Your Daily Habits and Their Impact on Health
If you go online and research a healthy lifestyle, you’ll see plenty of advice on how to eat clean and how many times a week you need to work out.
And it’s not that those healthy things aren’t important because they are, but compared to the little things you do every day without thinking, they barely matter. And you don’t exactly think about them. You feel okay at the moment, so why would you? But all those years of stuff like bad posture because of all the bad walking or sitting compound like crazy, until one day you feel a sharp pain in your back and realize you can’t get up on your own.
And at that moment, you won’t think about how you didn’t get injured NOW, at this very moment, but it’s been a slow grinding process instead; you’ll likely hear this from the doctor first.
How You Move Every Day
If you do it often, your body will learn it, regardless of whether it’s healthy for you or not.
If you’re reaching for the mouse every day for 8 hours the exact same way, your body adapts to that small range. If you round your back while you’re sitting, it starts to feel normal.
And it doesn’t really matter how well you’re working out, because no amount of that can undo 40 hours a week of slouching.

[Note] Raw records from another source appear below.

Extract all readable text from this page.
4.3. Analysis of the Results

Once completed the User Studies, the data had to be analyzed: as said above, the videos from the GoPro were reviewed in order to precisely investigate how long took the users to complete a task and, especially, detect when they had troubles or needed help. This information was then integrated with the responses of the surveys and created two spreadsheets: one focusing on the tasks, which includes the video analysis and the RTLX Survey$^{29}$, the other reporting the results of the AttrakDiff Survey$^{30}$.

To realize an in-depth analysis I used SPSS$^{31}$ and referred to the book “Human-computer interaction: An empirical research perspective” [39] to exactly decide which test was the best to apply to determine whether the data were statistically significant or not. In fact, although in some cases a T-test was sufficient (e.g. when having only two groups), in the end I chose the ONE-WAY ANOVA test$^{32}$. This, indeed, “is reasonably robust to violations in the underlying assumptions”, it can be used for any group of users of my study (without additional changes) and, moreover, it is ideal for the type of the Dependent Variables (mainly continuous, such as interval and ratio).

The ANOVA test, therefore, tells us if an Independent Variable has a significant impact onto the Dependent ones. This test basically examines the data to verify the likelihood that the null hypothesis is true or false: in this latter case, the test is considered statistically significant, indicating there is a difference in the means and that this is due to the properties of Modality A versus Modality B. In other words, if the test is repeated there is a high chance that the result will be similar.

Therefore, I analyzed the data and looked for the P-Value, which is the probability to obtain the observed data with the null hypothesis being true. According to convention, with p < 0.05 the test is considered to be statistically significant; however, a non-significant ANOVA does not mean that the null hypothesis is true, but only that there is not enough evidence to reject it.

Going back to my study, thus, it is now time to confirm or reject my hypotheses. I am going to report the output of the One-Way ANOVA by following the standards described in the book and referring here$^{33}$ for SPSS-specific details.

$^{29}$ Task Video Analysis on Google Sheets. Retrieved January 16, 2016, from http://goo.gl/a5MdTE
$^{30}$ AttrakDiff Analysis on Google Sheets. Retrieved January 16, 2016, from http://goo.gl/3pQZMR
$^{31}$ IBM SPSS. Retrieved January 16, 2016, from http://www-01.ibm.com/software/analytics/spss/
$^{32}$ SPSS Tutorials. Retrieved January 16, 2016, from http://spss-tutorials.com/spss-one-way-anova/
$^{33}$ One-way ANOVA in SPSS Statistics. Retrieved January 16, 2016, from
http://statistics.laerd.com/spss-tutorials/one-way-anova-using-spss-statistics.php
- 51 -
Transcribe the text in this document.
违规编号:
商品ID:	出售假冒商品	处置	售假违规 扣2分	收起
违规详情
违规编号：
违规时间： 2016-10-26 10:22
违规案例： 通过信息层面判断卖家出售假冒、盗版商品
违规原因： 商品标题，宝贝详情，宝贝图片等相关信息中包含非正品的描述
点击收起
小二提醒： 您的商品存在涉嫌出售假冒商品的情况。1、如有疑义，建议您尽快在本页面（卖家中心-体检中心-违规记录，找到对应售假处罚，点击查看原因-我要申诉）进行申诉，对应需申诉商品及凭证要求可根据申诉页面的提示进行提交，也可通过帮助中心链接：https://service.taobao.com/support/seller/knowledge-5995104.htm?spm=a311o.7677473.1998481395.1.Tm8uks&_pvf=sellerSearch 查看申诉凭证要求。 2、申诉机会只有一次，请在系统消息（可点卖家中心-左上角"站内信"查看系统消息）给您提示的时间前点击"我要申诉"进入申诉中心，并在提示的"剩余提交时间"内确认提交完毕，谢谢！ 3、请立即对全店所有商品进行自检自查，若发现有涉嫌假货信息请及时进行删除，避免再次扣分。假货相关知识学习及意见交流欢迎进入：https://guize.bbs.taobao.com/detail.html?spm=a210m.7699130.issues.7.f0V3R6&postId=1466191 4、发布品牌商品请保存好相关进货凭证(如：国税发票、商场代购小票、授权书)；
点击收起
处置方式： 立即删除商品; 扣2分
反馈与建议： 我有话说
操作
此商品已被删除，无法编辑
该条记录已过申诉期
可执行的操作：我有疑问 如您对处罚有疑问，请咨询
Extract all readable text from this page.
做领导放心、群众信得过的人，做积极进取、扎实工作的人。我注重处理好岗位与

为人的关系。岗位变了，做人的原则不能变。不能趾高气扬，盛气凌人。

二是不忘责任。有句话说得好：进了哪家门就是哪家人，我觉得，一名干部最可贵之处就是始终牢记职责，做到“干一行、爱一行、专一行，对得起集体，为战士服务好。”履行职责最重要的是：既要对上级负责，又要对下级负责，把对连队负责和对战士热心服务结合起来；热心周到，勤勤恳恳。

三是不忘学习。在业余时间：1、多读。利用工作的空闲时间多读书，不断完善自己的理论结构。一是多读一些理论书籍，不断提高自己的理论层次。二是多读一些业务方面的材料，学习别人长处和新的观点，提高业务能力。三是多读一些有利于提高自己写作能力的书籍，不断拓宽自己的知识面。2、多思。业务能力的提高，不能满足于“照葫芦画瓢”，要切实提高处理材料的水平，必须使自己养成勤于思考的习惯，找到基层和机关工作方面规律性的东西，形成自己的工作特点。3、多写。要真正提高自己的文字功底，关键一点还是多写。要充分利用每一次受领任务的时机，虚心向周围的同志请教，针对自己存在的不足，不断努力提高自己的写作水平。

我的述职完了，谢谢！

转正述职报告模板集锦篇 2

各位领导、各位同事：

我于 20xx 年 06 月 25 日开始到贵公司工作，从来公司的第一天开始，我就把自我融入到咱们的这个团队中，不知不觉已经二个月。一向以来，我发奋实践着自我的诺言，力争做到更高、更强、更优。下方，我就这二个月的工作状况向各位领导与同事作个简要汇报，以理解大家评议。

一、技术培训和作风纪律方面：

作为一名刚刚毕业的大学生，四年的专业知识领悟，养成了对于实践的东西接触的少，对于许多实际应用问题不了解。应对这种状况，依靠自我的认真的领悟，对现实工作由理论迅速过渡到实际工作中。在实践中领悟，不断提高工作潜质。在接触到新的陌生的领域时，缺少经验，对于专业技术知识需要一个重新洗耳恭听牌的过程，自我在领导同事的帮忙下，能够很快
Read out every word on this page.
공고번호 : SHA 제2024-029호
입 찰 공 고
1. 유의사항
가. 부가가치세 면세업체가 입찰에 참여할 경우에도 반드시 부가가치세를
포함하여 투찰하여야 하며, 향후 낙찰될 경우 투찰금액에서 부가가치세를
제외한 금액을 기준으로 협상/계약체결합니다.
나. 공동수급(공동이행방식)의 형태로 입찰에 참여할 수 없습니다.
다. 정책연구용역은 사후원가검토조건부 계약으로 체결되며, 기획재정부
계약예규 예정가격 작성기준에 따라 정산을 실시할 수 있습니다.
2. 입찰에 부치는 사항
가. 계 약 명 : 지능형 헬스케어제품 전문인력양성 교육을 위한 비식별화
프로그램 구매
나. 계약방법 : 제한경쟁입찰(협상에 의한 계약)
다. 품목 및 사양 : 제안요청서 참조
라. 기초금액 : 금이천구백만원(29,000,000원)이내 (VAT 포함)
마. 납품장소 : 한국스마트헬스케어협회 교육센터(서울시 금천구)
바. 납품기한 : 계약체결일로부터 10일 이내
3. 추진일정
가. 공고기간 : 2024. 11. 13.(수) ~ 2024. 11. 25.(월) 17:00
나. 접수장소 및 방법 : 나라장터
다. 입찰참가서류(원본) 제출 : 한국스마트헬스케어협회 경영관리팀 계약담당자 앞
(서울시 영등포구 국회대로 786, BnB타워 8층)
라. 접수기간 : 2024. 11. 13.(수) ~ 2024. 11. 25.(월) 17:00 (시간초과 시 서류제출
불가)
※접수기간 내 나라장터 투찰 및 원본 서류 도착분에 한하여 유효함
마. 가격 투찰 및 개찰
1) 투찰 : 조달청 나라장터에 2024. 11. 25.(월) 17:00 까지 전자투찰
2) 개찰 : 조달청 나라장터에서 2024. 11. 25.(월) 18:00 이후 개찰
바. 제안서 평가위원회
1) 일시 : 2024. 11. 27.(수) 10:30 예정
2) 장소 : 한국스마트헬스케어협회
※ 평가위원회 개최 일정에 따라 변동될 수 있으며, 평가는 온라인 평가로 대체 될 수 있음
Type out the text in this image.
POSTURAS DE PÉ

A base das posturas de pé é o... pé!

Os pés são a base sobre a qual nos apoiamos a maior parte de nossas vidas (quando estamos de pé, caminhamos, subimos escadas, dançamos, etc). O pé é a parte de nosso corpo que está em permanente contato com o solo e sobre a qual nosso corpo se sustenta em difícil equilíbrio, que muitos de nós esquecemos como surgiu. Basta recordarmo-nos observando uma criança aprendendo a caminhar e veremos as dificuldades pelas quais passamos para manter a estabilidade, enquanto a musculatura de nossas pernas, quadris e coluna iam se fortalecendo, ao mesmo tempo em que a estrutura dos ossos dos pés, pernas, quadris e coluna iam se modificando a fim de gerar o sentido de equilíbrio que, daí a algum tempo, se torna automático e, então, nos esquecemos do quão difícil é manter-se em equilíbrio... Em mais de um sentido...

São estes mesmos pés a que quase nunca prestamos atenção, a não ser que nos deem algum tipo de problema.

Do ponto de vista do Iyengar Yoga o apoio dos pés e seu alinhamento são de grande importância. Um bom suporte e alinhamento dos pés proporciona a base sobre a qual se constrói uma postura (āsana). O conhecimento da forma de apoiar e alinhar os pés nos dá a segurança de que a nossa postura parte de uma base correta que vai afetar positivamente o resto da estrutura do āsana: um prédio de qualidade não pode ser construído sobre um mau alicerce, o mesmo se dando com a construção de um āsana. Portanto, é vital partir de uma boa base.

| Prolonged sitting (even if you exercise) is linked to musculoskeletal issues and reduced mobility, both of which are long-term health risks. – National Institutes of Health |
How You Go About Recovery
Recovery doesn’t happen without rest. You not (currently) working doesn’t necessarily mean that you’re resting.
This is a common misconception because people associate ‘not working’ with ‘resting’ all the time.
5 hours of sleep also isn’t resting, but if you never get more than that, your body will learn to function on those 5 hours. Will you feel a little tired all the time? Yes, but that’ll feel normal, even when under the surface, problems start to stack up.
| People who lack sufficient sleep typically adapt to feeling tired all the time and are cognitively and physically impaired compared to when they receive enough sleep. – Harvard Medical School |
How You Hold/Handle Your Body
Every time you lean and every time you shift, you change your center of gravity. This basically means that at those moments, you change how gravity affects your body (how it pulls you).
Here’s a quick example:
If you were to stand on one side (lean into it more often than the other side), your body would memorize that crooked way of standing.
This’ll cause your movements to become less efficient. Not to mention how uneven the wear on your body will get.
Conclusion
So, now what? You feel okay, but you’re probably falling apart. Is that it?
Maybe, maybe not. The point of this article wasn’t to make you a health weirdo.
If you feel healthy, that’s great, but how about paying more attention? How about going to bed earlier to get those elusive 8 hours a few times a week?
Just try to notice what’s happening, and if something doesn’t feel right, don’t brush it off because you’re too lazy to deal with it.
As with anything you read on the internet, this article on being healthy should not be construed as medical advice; please talk to your doctor or primary care provider before changing your wellness routine. WHN neither agrees nor disagrees with any of the materials posted. This article is not intended to provide a medical diagnosis, recommendation, treatment, or endorsement.